Constitutional Studies Program: “The Second Trump Impeachment“
On February 3, 2021, the Constitutional Studies Program at the University of Notre Dame, a JMC partner program, and The Robert H. Smith Center for the Constitution at James Madison’s Montpelier will be holding a virtual discussion with board member Benjamin Kleinerman, faculty partner Jeffrey Tulis, and John Yoo on the possibility of a second presidential impeachment in 2021.

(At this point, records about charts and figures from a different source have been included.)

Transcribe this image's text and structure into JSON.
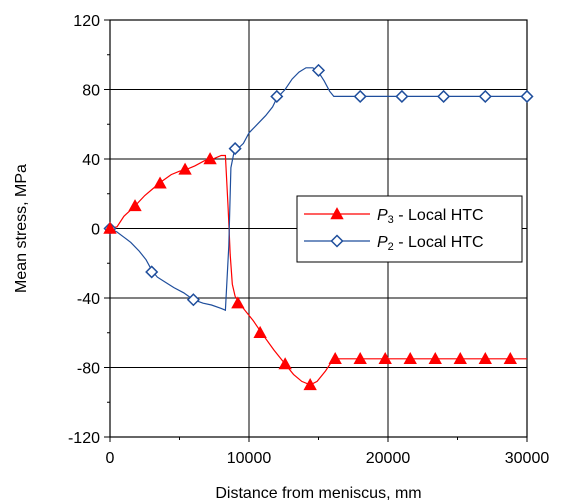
{
  "chart_data": {
    "type": "line",
    "xlabel": "Distance from meniscus, mm",
    "ylabel": "Mean stress, MPa",
    "xlim": [
      0,
      30000
    ],
    "ylim": [
      -120,
      120
    ],
    "x_ticks": [
      "0",
      "10000",
      "20000",
      "30000"
    ],
    "y_ticks": [
      "120",
      "80",
      "40",
      "0",
      "-40",
      "-80",
      "-120"
    ],
    "grid": "major",
    "legend_position": "center-right",
    "series": [
      {
        "name": "P3 - Local HTC",
        "symbol": "P",
        "subscript": "3",
        "suffix": " - Local HTC",
        "color": "#ff0000",
        "marker": "triangle",
        "line": [
          [
            0,
            0
          ],
          [
            500,
            1
          ],
          [
            1000,
            7
          ],
          [
            1800,
            13
          ],
          [
            2500,
            19
          ],
          [
            3100,
            23
          ],
          [
            3700,
            27
          ],
          [
            4400,
            31
          ],
          [
            5000,
            33
          ],
          [
            5500,
            34
          ],
          [
            6100,
            36
          ],
          [
            6800,
            39
          ],
          [
            7400,
            40
          ],
          [
            8000,
            42
          ],
          [
            8300,
            42
          ],
          [
            8500,
            12
          ],
          [
            8650,
            -15
          ],
          [
            8800,
            -32
          ],
          [
            9000,
            -39
          ],
          [
            9500,
            -45
          ],
          [
            10300,
            -53
          ],
          [
            10900,
            -60
          ],
          [
            11800,
            -70
          ],
          [
            12600,
            -78
          ],
          [
            13200,
            -84
          ],
          [
            13800,
            -88
          ],
          [
            14400,
            -90
          ],
          [
            14900,
            -88
          ],
          [
            15500,
            -82
          ],
          [
            16000,
            -76
          ],
          [
            16300,
            -75
          ],
          [
            30000,
            -75
          ]
        ],
        "markers": [
          [
            0,
            0
          ],
          [
            1800,
            13
          ],
          [
            3600,
            26
          ],
          [
            5400,
            34
          ],
          [
            7200,
            40
          ],
          [
            9200,
            -43
          ],
          [
            10800,
            -60
          ],
          [
            12600,
            -78
          ],
          [
            14400,
            -90
          ],
          [
            16200,
            -75
          ],
          [
            18000,
            -75
          ],
          [
            19800,
            -75
          ],
          [
            21600,
            -75
          ],
          [
            23400,
            -75
          ],
          [
            25200,
            -75
          ],
          [
            27000,
            -75
          ],
          [
            28800,
            -75
          ]
        ]
      },
      {
        "name": "P2 - Local HTC",
        "symbol": "P",
        "subscript": "2",
        "suffix": " - Local HTC",
        "color": "#1f4e9c",
        "marker": "diamond",
        "line": [
          [
            0,
            0
          ],
          [
            500,
            -2
          ],
          [
            1000,
            -5
          ],
          [
            1500,
            -8
          ],
          [
            2100,
            -13
          ],
          [
            2600,
            -18
          ],
          [
            3000,
            -24
          ],
          [
            3400,
            -28
          ],
          [
            4000,
            -31
          ],
          [
            4600,
            -34
          ],
          [
            5300,
            -37
          ],
          [
            6000,
            -41
          ],
          [
            6700,
            -43
          ],
          [
            7300,
            -44
          ],
          [
            8000,
            -46
          ],
          [
            8300,
            -47
          ],
          [
            8550,
            -10
          ],
          [
            8700,
            35
          ],
          [
            8900,
            43
          ],
          [
            9200,
            46
          ],
          [
            9600,
            49
          ],
          [
            10000,
            55
          ],
          [
            10600,
            60
          ],
          [
            11200,
            65
          ],
          [
            11700,
            70
          ],
          [
            12000,
            75
          ],
          [
            12600,
            80
          ],
          [
            13100,
            86
          ],
          [
            13600,
            90
          ],
          [
            14100,
            92.5
          ],
          [
            14600,
            92.5
          ],
          [
            15000,
            90
          ],
          [
            15400,
            85
          ],
          [
            15800,
            79
          ],
          [
            16100,
            76
          ],
          [
            16400,
            76
          ],
          [
            30000,
            76
          ]
        ],
        "markers": [
          [
            0,
            0
          ],
          [
            3000,
            -25
          ],
          [
            6000,
            -41
          ],
          [
            9000,
            46
          ],
          [
            12000,
            76
          ],
          [
            15000,
            91
          ],
          [
            18000,
            76
          ],
          [
            21000,
            76
          ],
          [
            24000,
            76
          ],
          [
            27000,
            76
          ],
          [
            30000,
            76
          ]
        ]
      }
    ]
  }
}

Wednesday, February 3, 2021, 12:45 PM, EST
A virtual lecture through Zoom
Free and open to the public.
Benjamin Kleinerman is the RW Morrison Professor of Political Science at Baylor University. He is also editor of The Constitutionalist and on the Board of Directors of the Jack Miller Center. Professor Kleinerman received his B.A. at Kenyon College in Political Science and his Ph.D. at Michigan State University in Political Science. Kleinerman was the founding Chair of the American Political Thought section of APSA. His research focuses mostly on presidential power in relation to the separation of powers. He has published articles on this subject in Perspectives on Politics, APSR, and several edited volumes, including Nomos and The Collected Works of Abraham Lincoln. Professor Kleinerman’s first book, The Discretionary President: The Promise and Peril of Executive Power, was published by the University Press of Kansas and he is currently working on a book titled The Crisis Presidency. Professor Kleinerman teaches classes on American political thought and political institutions.
Professor Kleinerman is a JMC board member and faculty partner.
Jeffrey Tulis is a Professor at the University of Texas, Austin. His interests bridge the fields of political theory and American politics, including more specifically, American political development, constitutional theory, political philosophy and the American presidency. He has served as President of the Politics and History Section of the American Political Science Association. He received the President’s Associates Teaching Excellence Award at the University of Texas. His most recent book (co-authored with Nicole Mellow) is Legacies of Losing in American Politics (Chicago, 2018).
Professor Tulis is a JMC faculty partner.
John Yoo is the Emanuel Heller Professor of Law at the University of California, Berkeley. He also directs the Korea Law Center, the California Constitution Center, and the Law School’s Program in Public Law and Policy. An expert on executive power and the Constitution, his most recent books include Striking Power: How Cyber, Robots, and Space Weapons Change the Rules for War (Encounter, 2017) (with Jeremy Rabkin) and Point of Attack: Preventive War, International Law, and Global Welfare (Oxford University Press, 2014).
The Constitutional Studies Program, a JMC partner program, is a minor that seeks to educate students on constitutional governments and how they may be used to secure the common good. Thoughtful and educated citizens must possess certain virtues; they must understand and be able to implement, defend, and, if need be, reform constitutional institutions. By creating informed citizens, the program contributes to the University’s mission to pursue truth and to nurture a concern for the common good that will bear fruit as learning becomes service to justice.